Le livre poursuit avec un exemple de l’auteur :

« … au fond de moi, je ne pouvais accepter les messages qui me venaient en permanence et me montraient que ma route avec elle était terminée. Il m’était trop difficile d’accepter cette idée, après tout ce que j’avais investi en elle, malgré le vécu de trahison qui s’associait au reste… Ce fut mon genou droit qui lâcha et m’obligea à tout arrêter… ».


Incroyable !!

Mais c'est exactement ce qui m'arrivait depuis quelques temps, j'avais de fréquentes douleurs au genou droit mais aussi au gauche !

Je ne pus, alors, m’empêcher de penser à mes contrariétés récentes avec la gente féminine, il y avait tant de similitudes avec ce que je venais de lire même si pour moi il ne s'agissait que de danse… Devais-je ignorer ces messages ? Devais-je essayer, à mon tour, de les comprendre, comme l’auteur du livre ?

Allongé sur mon transat, je me souviens que la lecture de ces quelques lignes réveilla en moi de mauvais souvenirs mais déclencha une décision… Il était temps d’en finir avec les éternelles ruminations de ce récent vécu !


J’étais sur ton ile, Hispaniola, alors, j’ai voulu, avec un peu de fantaisie, imaginer que ces aventures, pour mieux les raconter et mieux les oublier, étaient corrélées à ta propre histoire… C'est vrai que j’exagère toujours tout, ceux qui me connaissent le savent, je suis fils de pied-noir, l'histoire que je vais raconter est sans doute exagérée, mais, ainsi, en reliant mon histoire à la tienne, Hispaniola, j’allais faire de ce récit banal une sorte de légende urbaine que l’on raconterait dans les chaumières de nombreuses familles, et peut-être même qu’un jour, mon ami Arnaud Manikeo, en ferait un film à l'image de ce qu'il avait fait avec celui sur la Bachata…

Je plaisante, bien sûr, mais toujours est-il que, ce jour-là, je me suis fait une promesse, la promesse qu’avant de quitter ton ile, Hispaniola, j’accepterai définitivement ce récent vécu danse lié à la Bachata qui m'avait tant affecté et que je n’en garderai que les leçons à retenir… 

Je vais raconter ma « légende urbaine », une dernière fois, par métaphores, et, dans quelques jours, quand j’aurai quitté ton ile, Hispaniola, je tiendrai cette promesse, je laisserai symboliquement cette histoire sur tes terres, comme une thérapie, aujourd'hui sera cette dernière fois… Ainsi commence mon histoire…



Hispaniola, comme mes glorieux ainés venus sur tes terres avec leurs immenses caravelles, la Santa Maria, la Pinta et la Nina, pour débusquer tes richesses, moi, je me revois avec mes partenaires à la conquête de ta Bachata…

Au départ, je ne cherchais que la Salsa et, avec mes caravelles, j'étais plutôt en route vers Cuba mais, comme Mr Colomb, je m’étais, pour mon plus grand bonheur, trompé de direction et je suis arrivé sur ton île, oubliant la Salsa pour la Bachata.
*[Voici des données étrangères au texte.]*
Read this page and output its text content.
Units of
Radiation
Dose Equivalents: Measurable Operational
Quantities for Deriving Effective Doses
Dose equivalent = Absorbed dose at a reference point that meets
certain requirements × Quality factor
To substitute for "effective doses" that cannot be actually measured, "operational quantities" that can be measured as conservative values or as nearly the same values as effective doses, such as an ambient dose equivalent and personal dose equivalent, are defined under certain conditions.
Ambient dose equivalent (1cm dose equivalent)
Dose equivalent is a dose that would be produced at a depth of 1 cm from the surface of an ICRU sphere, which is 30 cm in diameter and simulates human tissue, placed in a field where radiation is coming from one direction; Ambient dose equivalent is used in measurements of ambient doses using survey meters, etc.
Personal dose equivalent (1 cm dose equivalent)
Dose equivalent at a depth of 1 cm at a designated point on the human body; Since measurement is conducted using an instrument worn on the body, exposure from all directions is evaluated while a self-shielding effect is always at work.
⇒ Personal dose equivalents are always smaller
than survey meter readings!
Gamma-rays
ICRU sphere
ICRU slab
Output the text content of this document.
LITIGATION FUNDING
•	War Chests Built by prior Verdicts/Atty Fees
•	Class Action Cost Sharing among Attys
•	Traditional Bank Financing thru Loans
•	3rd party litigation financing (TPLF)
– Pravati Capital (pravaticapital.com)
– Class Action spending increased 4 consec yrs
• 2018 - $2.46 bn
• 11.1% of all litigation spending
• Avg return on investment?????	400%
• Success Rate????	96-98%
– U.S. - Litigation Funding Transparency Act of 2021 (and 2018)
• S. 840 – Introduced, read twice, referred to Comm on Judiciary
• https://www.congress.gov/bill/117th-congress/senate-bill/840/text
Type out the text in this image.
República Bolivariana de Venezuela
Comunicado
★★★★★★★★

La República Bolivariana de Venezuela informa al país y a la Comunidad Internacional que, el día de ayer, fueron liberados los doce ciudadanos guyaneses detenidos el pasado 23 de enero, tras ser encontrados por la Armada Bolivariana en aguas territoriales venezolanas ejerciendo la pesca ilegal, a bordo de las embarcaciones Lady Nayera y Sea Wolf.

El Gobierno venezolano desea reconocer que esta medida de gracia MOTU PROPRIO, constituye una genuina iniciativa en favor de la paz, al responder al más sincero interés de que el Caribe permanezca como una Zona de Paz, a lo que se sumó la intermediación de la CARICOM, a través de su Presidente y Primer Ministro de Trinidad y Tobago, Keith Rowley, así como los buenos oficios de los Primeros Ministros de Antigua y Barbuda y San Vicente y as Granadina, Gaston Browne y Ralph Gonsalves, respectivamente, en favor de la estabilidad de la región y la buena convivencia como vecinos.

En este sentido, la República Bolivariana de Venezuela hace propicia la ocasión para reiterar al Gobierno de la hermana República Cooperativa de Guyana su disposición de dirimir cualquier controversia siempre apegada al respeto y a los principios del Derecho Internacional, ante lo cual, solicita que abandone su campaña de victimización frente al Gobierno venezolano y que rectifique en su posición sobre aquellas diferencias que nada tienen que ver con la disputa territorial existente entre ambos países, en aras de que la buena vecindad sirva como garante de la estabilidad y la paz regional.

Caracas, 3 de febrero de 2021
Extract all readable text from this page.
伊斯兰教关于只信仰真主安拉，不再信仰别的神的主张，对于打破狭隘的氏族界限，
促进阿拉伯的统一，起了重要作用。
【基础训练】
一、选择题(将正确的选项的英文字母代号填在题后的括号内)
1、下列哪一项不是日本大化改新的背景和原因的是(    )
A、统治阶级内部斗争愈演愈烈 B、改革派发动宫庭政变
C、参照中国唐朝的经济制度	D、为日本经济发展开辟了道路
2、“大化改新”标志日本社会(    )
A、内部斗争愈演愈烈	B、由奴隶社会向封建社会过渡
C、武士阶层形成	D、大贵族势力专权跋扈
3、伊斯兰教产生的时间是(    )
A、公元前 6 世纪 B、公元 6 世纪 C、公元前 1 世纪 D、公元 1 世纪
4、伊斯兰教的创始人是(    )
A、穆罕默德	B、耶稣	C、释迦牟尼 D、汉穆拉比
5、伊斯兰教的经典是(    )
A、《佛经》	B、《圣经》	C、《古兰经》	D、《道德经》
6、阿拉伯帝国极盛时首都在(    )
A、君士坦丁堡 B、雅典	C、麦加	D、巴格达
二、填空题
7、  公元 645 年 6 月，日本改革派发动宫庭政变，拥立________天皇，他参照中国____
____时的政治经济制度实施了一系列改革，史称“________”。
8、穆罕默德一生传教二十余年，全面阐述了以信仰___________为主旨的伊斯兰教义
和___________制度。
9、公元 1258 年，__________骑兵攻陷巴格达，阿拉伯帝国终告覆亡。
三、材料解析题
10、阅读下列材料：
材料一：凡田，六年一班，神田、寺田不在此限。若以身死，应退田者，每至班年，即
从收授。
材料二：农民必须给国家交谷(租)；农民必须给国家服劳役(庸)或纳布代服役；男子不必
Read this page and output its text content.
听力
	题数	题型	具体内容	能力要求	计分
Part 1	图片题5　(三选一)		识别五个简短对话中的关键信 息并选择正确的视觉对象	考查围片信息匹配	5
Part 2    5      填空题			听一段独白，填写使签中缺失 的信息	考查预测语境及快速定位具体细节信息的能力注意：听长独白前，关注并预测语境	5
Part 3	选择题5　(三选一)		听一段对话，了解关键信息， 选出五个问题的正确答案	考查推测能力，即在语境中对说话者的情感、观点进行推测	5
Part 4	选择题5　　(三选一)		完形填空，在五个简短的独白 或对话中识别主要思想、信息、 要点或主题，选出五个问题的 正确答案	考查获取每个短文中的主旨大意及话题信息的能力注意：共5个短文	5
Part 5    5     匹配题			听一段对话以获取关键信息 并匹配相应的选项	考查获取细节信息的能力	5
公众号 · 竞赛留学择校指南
Il me fallut 2 années de route et 3 caravelles pour en arriver là, la Fuega, La Princessa et l’Amiga. J’avais mis tant d'espoirs et d'acharnements pour atteindre ton île et voilà que j'y étais, je pouvais enfin m’adonner aux joies sans fins de ta bachata, j'allais te dérober tous tes trésors, Hispanola, comme les terribles conquistadors, chaque jour, un peu plus encore…


Mais à force de vouloir et de ne vivre que pour ça, j'étais devenu voracement addict de ces sublimes voyages que nous prolongions sans cesse pour qu'ils ne finissent pas et surtout dangereusement dépendant de mes caravelles. Et ce qui devait arriver, arriva...

Un jour, au décours de l'un de ces voyages, l'Amiga, la plus belle de mes caravelles, m’abandonna. Laissé, au milieu de nul part, seul, sur une île abandonné, elle partait sans moi, pour d’autres trésors, d’autres conquêtes, d’autres renommées, elle restait sourde à tous mes appels… Orgueil, fierté, insensible, jusqu’au bout, elle ne revint jamais… Et, je suis resté…

J’avais, quelques temps auparavant, moi-même, abandonné la Fuega qui voguait depuis avec d’autres capitaines sur d’autres chemins de mer, je comprenais ce qu'elle avait pu ressentir, ce sentiment terrible d'abandon, d'être seul… Mais, me concernant, même si la perte de l'Amiga était lourde, il me restait la Princessa, ma belle et fidèle caravelle, j’allais encore et toujours pouvoir te conquérir, Hispaniola, car ma soif de Bachata était toujours folle, toujours aussi vive…

Quelle ne fut ma surprise de découvrir que la plus fidèle de mes caravelles, pour cause d’avaries, ne prenait plus la mer… Ou étais-ce uniquement avec moi ? Je l’avais peut-être lassé avec mes incessantes jérémiades, c'est vrai que la compagnie d’un vieil acariâtre n’est pas toujours des plus faciles ni des plus agréables… Peut-être aussi que ses avaries étaient réellement trop importantes ?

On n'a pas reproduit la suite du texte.